Он дошел до конца сада, не заметив никаких следов одинокого инвалида. Он оглядел гряды капусты и заросли повители, но безрезультатно. Из прохода среди сосен к заросшей лощине вела новая дорожка, несомненно, пересекавшая ту тропу, по которой они с Мэми когда-то шли с большой дороги. Если старик пошел по этой дорожке, он, возможно, переоценил свои силы. Тем более надо продолжать поиски и оказать ему необходимую помощь. Внезапно другая мысль пришла ему в голову и побудила его идти дальше. Обе дорожки вели к гнилому платану, а старый Слинн мог кое-что знать о таинственном письме. Прибавив шагу, он вошел в лощину и вышел, как и ожидал, на поперечную тропу. Справа она терялась в густом лесу по направлению к роковому дереву, а слева спускалась почти по прямой линии к дороге. Теперь она была ясно видна, как и валун, на котором сидели Мэми с молодым Слинном, когда он встретил ее в последний раз. Если он не ошибается, там и сейчас кто-то сидит; это несомненно человек. И, судя по его согбенному, беспомощному положению, — это предмет его поисков!

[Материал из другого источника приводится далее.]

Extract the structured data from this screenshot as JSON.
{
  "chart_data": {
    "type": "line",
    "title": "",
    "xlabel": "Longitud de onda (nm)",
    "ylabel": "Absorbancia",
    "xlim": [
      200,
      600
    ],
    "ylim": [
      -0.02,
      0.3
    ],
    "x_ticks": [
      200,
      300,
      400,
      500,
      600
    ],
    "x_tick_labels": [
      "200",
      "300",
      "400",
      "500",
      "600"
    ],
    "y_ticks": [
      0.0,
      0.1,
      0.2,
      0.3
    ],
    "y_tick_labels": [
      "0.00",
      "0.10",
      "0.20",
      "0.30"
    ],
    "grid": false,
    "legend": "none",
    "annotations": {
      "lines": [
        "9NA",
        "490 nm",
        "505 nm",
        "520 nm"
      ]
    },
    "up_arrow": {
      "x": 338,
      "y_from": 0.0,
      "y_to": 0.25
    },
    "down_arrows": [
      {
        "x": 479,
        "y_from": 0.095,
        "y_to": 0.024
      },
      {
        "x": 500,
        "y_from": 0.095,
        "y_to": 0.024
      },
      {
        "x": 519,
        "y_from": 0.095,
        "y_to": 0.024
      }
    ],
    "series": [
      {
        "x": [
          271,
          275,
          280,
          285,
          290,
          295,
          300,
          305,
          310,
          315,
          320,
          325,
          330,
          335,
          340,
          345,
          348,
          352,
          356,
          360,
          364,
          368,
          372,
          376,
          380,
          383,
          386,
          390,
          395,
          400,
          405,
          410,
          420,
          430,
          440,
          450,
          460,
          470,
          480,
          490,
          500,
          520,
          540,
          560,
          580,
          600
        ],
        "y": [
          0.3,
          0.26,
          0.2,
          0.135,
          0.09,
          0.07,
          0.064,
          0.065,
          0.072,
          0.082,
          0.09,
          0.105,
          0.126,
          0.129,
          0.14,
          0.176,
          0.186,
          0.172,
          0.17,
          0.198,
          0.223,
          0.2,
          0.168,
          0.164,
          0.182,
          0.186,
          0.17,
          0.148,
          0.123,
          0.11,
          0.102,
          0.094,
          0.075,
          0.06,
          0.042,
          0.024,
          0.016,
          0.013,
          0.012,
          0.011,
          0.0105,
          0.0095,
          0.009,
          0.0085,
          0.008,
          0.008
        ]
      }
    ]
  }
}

Он быстро спустился по тропе к дороге и подошел к незнакомцу. Тот сидел, сложив руки на коленях, и смотрел неопределенным отсутствующим взглядом на склон холма, теперь увенчанный мастерской и трубой, которые показывали расположение шахты Малрэди. Когда дон Сезар остановился перед ним, больной чуть вздрогнул и поднял на него глаза. Молодой человек удивился, заметив, что несчастный не так уж стар, как он думал, и что выражение лица у него спокойное и счастливое.

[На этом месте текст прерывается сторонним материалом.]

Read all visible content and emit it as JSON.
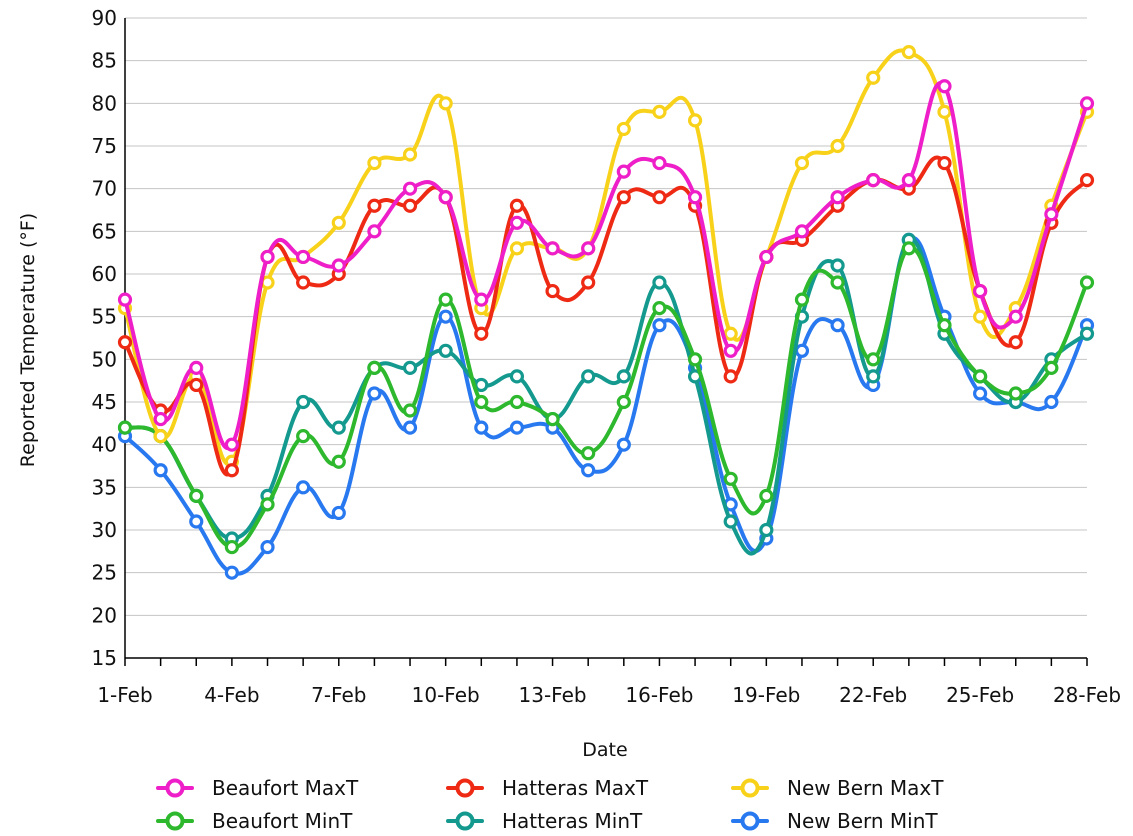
{
  "chart_data": {
    "type": "line",
    "title": "",
    "xlabel": "Date",
    "ylabel": "Reported Temperature (°F)",
    "ylim": [
      15,
      90
    ],
    "yticks": [
      15,
      20,
      25,
      30,
      35,
      40,
      45,
      50,
      55,
      60,
      65,
      70,
      75,
      80,
      85,
      90
    ],
    "grid": "horizontal",
    "legend": "bottom",
    "categories": [
      "1-Feb",
      "2-Feb",
      "3-Feb",
      "4-Feb",
      "5-Feb",
      "6-Feb",
      "7-Feb",
      "8-Feb",
      "9-Feb",
      "10-Feb",
      "11-Feb",
      "12-Feb",
      "13-Feb",
      "14-Feb",
      "15-Feb",
      "16-Feb",
      "17-Feb",
      "18-Feb",
      "19-Feb",
      "20-Feb",
      "21-Feb",
      "22-Feb",
      "23-Feb",
      "24-Feb",
      "25-Feb",
      "26-Feb",
      "27-Feb",
      "28-Feb"
    ],
    "xtick_labels": [
      "1-Feb",
      "4-Feb",
      "7-Feb",
      "10-Feb",
      "13-Feb",
      "16-Feb",
      "19-Feb",
      "22-Feb",
      "25-Feb",
      "28-Feb"
    ],
    "series": [
      {
        "name": "Beaufort MaxT",
        "color": "#ee1ec8",
        "values": [
          57,
          43,
          49,
          40,
          62,
          62,
          61,
          65,
          70,
          69,
          57,
          66,
          63,
          63,
          72,
          73,
          69,
          51,
          62,
          65,
          69,
          71,
          71,
          82,
          58,
          55,
          67,
          80
        ]
      },
      {
        "name": "Hatteras MaxT",
        "color": "#ee2a14",
        "values": [
          52,
          44,
          47,
          37,
          62,
          59,
          60,
          68,
          68,
          69,
          53,
          68,
          58,
          59,
          69,
          69,
          68,
          48,
          62,
          64,
          68,
          71,
          70,
          73,
          58,
          52,
          66,
          71
        ]
      },
      {
        "name": "New Bern MaxT",
        "color": "#f8d21a",
        "values": [
          56,
          41,
          48,
          38,
          59,
          62,
          66,
          73,
          74,
          80,
          56,
          63,
          63,
          63,
          77,
          79,
          78,
          53,
          62,
          73,
          75,
          83,
          86,
          79,
          55,
          56,
          68,
          79
        ]
      },
      {
        "name": "Beaufort MinT",
        "color": "#2db82d",
        "values": [
          42,
          41,
          34,
          28,
          33,
          41,
          38,
          49,
          44,
          57,
          45,
          45,
          43,
          39,
          45,
          56,
          50,
          36,
          34,
          57,
          59,
          50,
          63,
          54,
          48,
          46,
          49,
          59
        ]
      },
      {
        "name": "Hatteras MinT",
        "color": "#14998f",
        "values": [
          42,
          41,
          34,
          29,
          34,
          45,
          42,
          49,
          49,
          51,
          47,
          48,
          43,
          48,
          48,
          59,
          48,
          31,
          30,
          55,
          61,
          48,
          64,
          53,
          48,
          45,
          50,
          53
        ]
      },
      {
        "name": "New Bern MinT",
        "color": "#2878f0",
        "values": [
          41,
          37,
          31,
          25,
          28,
          35,
          32,
          46,
          42,
          55,
          42,
          42,
          42,
          37,
          40,
          54,
          49,
          33,
          29,
          51,
          54,
          47,
          64,
          55,
          46,
          45,
          45,
          54
        ]
      }
    ]
  }
}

— Ваши дочери сказали мне, что вы здесь; — обратился к нему дон Сезар любезно и почтительно. — Я Сезар Альварадо, ваш близкий сосед; счастлив познакомиться с вами и с вашим семейством.
— Мои дочери? — неопределенно повторил старик. — Ах, да, славные девочки! А мой мальчик Гарри? Вы видели Гарри? Славный парнишка Гарри.

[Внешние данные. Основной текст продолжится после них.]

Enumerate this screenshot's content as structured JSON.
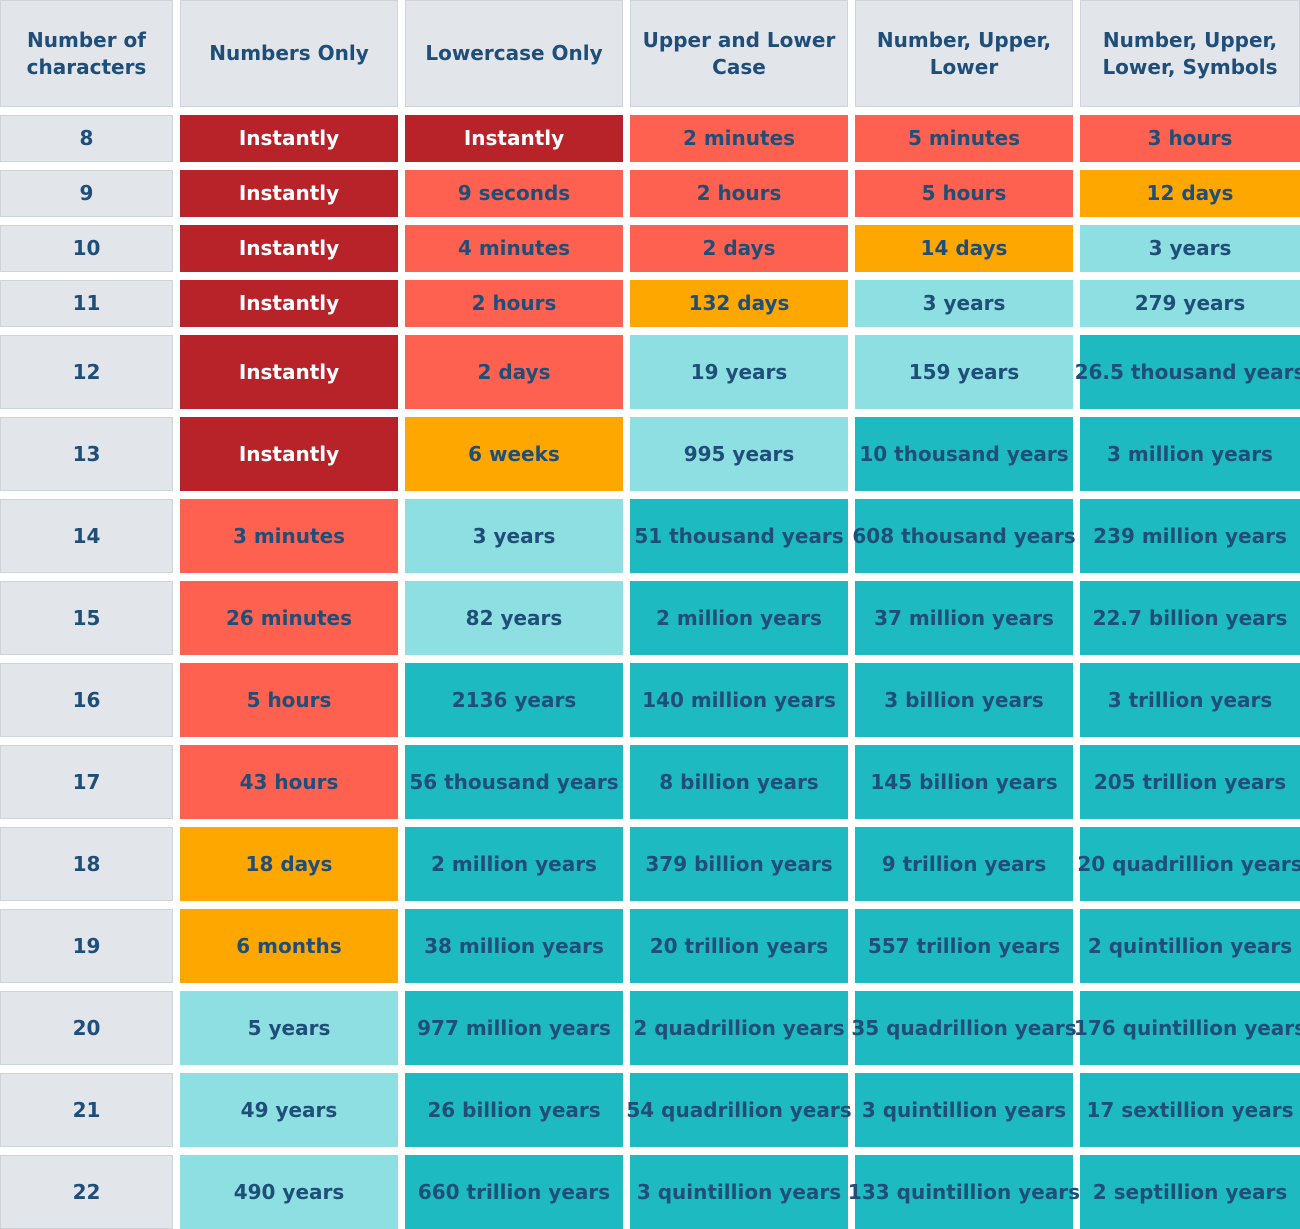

— Рад слышать, что вам лучше, — быстро сказал дон Сезар, — и что воздух в наших местах пошел вам на пользу. Да поможет вам бог, сеньор, — добавил он с почтительным поклоном, невольно повторяя религиозный обычай своего детства. — Да сохранит он вас и вернет вам здоровье и счастье!
— Счастье? — с удивлением спросил Слинн. — Я счастлив, очень счастлив! У меня есть все, что нужно: хороший воздух, вкусная пища, теплая одежда, славные детки, добрые друзья... — Он приветливо улыбнулся дон Сезару. — Бог очень милостив ко мне!
И в самом деле казалось, что он вполне счастлив; на его лице, хоть и увенчанном седыми волосами, не было следов заботы и волнения; оно так напоминало удовлетворенную юность, что молодой человек со своим печальным выражением лица казался старше его. Однако дон Сезар заметил, что глаза старика, отворачиваясь от него, с тем же выражением, отрешенным от всего земного, неудержимо обращались к склону холма.
— Чудесный вид, сеньор Эсслинн, — сказал дон Сезар.
— Прекрасный вид, сэр, — ответил Слинн, окинув своего собеседника счастливым взглядом. Через мгновение он снова остановил свой взор на зеленых склонах холма.
— Я живу недалеко отсюда, за холмом, на который вы смотрите, сеньор Эсслинн. Приезжайте навестить меня вместе с вашим семейством.
— Вы... вы там живете? — заикаясь, спросил больной, и выражение беспокойства впервые сменило безмятежность, сиявшую на его лице. — Вы... и ваша фамилия... Ма...?
— Альварадо, — тихо повторил дон Сезар. — Сезар Альварадо.
— Вы сказали Мастерс, — сказал старик с внезапным раздражением.
— Нет, дорогой друг. Я сказал Альварадо, — серьезно ответил дон Сезар.
— Если вы не сказали Мастерс, так почему же я сказал? Я не знаю никакого Мастерса.
Дон Сезар молчал. Через секунду выражение безмятежного спокойствия снова появилось на лице Слинна, и дон Сезар продолжал:
— По дороге идти далеко, а через холм не очень. Когда вам станет лучше, милости прошу ко мне. Вон та маленькая тропинка ведет к вершине холма, а потом...
Он замолк, потому что лицо больного снова выразило смятение. Отчасти стремясь отвлечь его, отчасти под влиянием какой-то необъяснимой мысли дон Сезар продолжал:
— Около тропы есть странное старое дерево, а в нем дупло. В дупле я нашел это письмо.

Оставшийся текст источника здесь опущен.